Bir dizi epidemiyolojik çalışmanın ardından FAO, sığır vebasının küresel dağılımını değerlendirdi ve enfeksiyon için olası rezervuarlar olarak yedi alan belirledi. Bunlar arasında Rusya Federasyonu’nun uzak doğu bölgeleri, Moğolistan, Çin, Hindistan, Pakistan, İran, Türkiye ve Suudi Arabistan yer aldı.
Salgın 1993 yılında ortaya çıktı ve 1996 yılına kadar devam etti. Hastalık ilk olarak Serengeti Milli Parkı’nda ortaya çıktı ve sonunda yoğun aşılama kampanyalarıyla ortadan kalktı. Bu süre zarfında, sığır vebası Mısır ve Irak’ta Asya kökenli bir hastalık olarak kabul edildi. Ayrıca sığır vebasına Vietnam, Laos ve Kamboçya’da rastlanmıştır.
Kıtlığın vurduğu ülkelerde kuraklığın gıda güvenliği üzerindeki etkisi
Kuraklığın birçok doğrudan ve dolaylı etkisi vardır. Gıda fiyatlarını artırır ve özellikle çocuklar arasında yetersiz beslenmeye yol açar. Çoğu durumda kuraklık, gıda güvenliğini etkileyen mahsul üretiminde düşüşe neden olur. Ayrıca su ve elektrik gibi temel kaynaklara erişimin olmaması çiftçilerin geçimini zorlaştırıyor.
Afrika Boynuzu’nda kuraklık milyonlarca insanı açlığın eşiğine getirdi. Yağmur eksikliği ekinleri mahvetti ve çiftlik hayvanlarını öldürerek bölge halkını yiyeceksiz bıraktı. Durum yayılıyor ve akut gıda güvensizliği hızla artıyor. İklim acil durumu ve devam eden çatışmaların birleşimi, en fakir ülkeleri kıtlığa karşı savunmasız bıraktı. Büyük bir insani müdahale gerekiyor.

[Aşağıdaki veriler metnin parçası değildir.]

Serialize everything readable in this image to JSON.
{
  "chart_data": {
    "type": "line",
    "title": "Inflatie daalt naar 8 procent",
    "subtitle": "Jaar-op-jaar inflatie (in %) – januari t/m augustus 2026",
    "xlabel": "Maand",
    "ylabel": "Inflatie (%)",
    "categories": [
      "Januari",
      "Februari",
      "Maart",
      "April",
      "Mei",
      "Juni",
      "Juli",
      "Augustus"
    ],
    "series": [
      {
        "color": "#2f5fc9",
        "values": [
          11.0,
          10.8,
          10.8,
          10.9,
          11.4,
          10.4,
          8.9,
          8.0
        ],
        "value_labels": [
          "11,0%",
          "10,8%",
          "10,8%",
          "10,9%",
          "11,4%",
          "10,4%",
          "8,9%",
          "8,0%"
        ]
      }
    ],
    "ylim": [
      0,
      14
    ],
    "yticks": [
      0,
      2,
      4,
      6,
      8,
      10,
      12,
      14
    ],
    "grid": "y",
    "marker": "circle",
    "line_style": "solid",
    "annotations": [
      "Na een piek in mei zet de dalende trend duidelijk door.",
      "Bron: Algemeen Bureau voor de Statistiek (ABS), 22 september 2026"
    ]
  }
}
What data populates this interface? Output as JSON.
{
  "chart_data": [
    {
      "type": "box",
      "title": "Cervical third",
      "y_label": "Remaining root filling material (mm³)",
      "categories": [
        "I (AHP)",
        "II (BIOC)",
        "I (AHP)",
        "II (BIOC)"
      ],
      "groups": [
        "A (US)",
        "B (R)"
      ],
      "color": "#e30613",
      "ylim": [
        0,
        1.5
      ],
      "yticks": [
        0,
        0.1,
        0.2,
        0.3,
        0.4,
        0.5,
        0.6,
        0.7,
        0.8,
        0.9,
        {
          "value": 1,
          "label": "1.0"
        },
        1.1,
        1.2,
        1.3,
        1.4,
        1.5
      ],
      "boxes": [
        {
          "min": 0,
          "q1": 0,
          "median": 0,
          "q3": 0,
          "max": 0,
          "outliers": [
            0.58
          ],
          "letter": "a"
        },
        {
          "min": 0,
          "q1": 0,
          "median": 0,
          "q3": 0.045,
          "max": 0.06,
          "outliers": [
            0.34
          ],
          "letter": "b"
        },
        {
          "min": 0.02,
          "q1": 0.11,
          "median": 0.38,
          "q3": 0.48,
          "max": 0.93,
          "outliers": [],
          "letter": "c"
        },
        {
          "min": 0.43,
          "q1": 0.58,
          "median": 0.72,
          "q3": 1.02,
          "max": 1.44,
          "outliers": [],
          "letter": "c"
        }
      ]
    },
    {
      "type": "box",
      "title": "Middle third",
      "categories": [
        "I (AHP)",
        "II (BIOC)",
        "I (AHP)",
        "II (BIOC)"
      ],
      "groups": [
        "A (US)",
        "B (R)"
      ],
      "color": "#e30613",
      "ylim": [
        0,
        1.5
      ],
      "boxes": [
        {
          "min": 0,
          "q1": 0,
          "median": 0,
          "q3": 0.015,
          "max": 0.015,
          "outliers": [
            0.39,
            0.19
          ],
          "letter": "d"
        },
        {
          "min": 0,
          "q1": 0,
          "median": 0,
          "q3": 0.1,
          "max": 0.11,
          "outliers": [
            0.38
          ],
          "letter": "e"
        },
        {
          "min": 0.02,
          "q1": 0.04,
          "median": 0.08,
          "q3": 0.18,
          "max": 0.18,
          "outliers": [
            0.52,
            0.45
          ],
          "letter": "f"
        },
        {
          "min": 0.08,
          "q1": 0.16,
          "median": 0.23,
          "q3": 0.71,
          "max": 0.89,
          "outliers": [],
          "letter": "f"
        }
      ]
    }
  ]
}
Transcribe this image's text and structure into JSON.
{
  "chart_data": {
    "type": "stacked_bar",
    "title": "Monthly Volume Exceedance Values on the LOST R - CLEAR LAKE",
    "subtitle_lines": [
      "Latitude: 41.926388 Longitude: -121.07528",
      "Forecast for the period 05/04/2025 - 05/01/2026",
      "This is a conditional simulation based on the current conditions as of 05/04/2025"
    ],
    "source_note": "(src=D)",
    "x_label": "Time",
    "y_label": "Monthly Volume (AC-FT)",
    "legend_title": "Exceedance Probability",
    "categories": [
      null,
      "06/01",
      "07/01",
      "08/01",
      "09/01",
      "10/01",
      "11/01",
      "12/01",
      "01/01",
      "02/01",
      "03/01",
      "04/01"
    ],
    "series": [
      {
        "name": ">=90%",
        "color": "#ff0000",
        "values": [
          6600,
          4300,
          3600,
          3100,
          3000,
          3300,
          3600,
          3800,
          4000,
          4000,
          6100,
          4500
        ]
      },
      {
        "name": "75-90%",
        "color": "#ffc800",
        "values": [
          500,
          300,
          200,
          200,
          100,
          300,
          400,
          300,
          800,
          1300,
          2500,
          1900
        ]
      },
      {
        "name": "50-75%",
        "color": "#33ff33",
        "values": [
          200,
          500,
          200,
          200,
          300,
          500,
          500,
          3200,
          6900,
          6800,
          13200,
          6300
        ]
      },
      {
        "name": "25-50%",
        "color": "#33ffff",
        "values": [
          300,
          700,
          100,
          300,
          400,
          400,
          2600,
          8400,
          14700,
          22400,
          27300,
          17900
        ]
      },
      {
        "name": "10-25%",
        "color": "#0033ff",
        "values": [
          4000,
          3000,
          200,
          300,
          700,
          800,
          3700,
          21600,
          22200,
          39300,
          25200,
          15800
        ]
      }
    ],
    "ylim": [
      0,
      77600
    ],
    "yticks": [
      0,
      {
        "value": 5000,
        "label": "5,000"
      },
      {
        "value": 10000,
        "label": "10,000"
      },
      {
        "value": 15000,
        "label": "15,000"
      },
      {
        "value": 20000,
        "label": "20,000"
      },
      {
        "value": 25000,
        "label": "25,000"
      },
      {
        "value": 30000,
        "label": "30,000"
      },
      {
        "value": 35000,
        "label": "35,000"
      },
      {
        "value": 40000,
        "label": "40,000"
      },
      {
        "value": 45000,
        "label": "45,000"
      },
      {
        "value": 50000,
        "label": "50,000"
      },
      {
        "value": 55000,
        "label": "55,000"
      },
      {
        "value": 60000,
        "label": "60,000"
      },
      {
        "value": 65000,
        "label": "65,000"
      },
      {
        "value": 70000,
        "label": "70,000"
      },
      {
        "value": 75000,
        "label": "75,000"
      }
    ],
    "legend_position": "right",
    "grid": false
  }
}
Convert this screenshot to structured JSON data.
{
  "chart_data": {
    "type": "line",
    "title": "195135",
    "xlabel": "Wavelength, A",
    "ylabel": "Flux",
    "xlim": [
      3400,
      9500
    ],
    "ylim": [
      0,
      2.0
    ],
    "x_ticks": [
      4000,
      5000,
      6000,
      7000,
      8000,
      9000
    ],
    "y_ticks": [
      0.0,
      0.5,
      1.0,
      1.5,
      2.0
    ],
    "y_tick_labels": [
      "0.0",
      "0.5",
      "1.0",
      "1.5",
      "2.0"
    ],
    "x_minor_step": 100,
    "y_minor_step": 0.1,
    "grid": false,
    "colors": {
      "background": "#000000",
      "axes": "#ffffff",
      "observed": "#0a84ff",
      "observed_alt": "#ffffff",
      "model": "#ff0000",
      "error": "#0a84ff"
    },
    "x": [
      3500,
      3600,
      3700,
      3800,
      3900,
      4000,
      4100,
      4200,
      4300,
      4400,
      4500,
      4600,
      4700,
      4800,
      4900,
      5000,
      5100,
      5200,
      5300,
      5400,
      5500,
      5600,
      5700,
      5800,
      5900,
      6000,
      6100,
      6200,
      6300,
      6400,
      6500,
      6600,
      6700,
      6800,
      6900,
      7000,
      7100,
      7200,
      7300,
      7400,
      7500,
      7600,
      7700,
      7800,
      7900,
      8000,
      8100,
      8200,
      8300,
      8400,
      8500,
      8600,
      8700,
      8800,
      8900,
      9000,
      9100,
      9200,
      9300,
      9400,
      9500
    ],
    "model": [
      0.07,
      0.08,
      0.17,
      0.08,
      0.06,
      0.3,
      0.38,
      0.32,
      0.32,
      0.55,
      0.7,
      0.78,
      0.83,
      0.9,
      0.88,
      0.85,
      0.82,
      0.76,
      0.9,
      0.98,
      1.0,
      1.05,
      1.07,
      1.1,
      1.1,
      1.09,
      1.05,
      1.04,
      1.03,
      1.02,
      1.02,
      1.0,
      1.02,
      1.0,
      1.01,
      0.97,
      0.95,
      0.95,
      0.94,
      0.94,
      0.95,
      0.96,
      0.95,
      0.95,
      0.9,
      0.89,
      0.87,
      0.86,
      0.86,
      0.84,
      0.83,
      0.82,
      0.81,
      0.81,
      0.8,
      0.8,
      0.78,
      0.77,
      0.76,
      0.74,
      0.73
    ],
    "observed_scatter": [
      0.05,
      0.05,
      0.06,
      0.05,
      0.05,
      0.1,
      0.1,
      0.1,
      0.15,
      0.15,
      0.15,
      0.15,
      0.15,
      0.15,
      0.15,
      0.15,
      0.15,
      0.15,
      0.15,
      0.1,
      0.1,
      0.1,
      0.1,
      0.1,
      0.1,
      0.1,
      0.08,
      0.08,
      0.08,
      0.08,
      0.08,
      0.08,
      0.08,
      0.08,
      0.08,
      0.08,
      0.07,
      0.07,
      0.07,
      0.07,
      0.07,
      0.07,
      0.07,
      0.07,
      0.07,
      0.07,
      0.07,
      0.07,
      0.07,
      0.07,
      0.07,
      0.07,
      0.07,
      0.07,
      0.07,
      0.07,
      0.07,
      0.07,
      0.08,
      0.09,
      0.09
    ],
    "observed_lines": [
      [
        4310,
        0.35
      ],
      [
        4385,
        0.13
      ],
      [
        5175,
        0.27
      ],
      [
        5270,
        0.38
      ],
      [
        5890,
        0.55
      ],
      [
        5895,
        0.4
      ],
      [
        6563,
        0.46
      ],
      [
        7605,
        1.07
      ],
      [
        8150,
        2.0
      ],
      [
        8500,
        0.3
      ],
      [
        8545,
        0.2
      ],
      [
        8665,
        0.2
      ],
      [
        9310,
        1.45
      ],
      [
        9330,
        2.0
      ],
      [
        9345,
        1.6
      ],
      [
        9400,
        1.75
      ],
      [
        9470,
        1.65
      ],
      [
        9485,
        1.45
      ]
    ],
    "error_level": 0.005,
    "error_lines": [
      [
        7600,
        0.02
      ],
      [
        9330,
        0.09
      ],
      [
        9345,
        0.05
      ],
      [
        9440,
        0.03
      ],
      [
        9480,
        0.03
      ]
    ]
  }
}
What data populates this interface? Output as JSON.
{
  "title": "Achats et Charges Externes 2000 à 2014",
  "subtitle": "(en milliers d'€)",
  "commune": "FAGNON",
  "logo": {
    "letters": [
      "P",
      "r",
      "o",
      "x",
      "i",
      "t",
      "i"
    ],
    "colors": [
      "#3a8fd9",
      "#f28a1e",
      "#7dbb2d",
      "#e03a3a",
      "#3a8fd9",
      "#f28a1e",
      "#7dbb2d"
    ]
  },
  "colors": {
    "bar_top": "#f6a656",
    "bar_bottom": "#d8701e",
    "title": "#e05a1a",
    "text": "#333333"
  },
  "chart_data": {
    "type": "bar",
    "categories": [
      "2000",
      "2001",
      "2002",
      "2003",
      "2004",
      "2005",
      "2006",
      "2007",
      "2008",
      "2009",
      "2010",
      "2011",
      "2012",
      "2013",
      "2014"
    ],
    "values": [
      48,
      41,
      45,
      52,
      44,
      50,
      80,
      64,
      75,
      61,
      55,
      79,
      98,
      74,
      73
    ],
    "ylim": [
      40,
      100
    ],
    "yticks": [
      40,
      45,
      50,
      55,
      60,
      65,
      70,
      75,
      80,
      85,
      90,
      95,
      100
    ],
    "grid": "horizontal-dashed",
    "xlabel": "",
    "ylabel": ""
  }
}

Afrika’da kuraklık, Güney Afrika gibi önde gelen ekonomileri etkiledi. Ülkedeki çiftçiler milyonlarca rand kaybediyor.
Kıtlığın sınıflandırılması
Kıtlık, insanları aşırı gıda ihtiyacı içinde bırakan bir kriz olarak tanımlanır. İki kategoriye ayrılabilir: akut yetersiz beslenme ve açlık. Kıtlık aynı zamanda gıda güvensizliği ile karakterizedir. Gıda güvensizliği, yetersiz veya güvenilmez kaynaklardan kaynaklanır.
Bir ülkenin gıda güvenliği durumu, bir ülkenin kıtlık yaşayıp yaşamadığını belirlemek için beş aşamalı kayan bir ölçek kullanan Entegre Gıda Güvenliği Aşaması Sınıflandırması (IFSC) ölçeği kullanılarak ölçülebilir. Bir ülke en az %20 gıda güvensizliği yaşıyorsa ve her 10.000 kişiden iki kişi ölüyorsa kıtlık olarak kategorize edilebilir.
Kıtlık, BM tarafından akut gıda güvensizliği krizi olarak tanımlanmaktadır. Tanımı, uluslararası kuruluşların ve hükümetlerin, tekrarlanan veya uzun süreli gıda krizleri yaşayan ülkelerde küresel ve ulusal kaynak tahsisi ve programlama konusunda kararlar almasına yardımcı olur. IPC ölçeği, akut yetersiz beslenmenin çeşitli kritik düzeylerini içerir ve hükümetlerin ve STK’ların ne zaman müdahale edilmesi gerektiğine karar vermelerine yardımcı olur.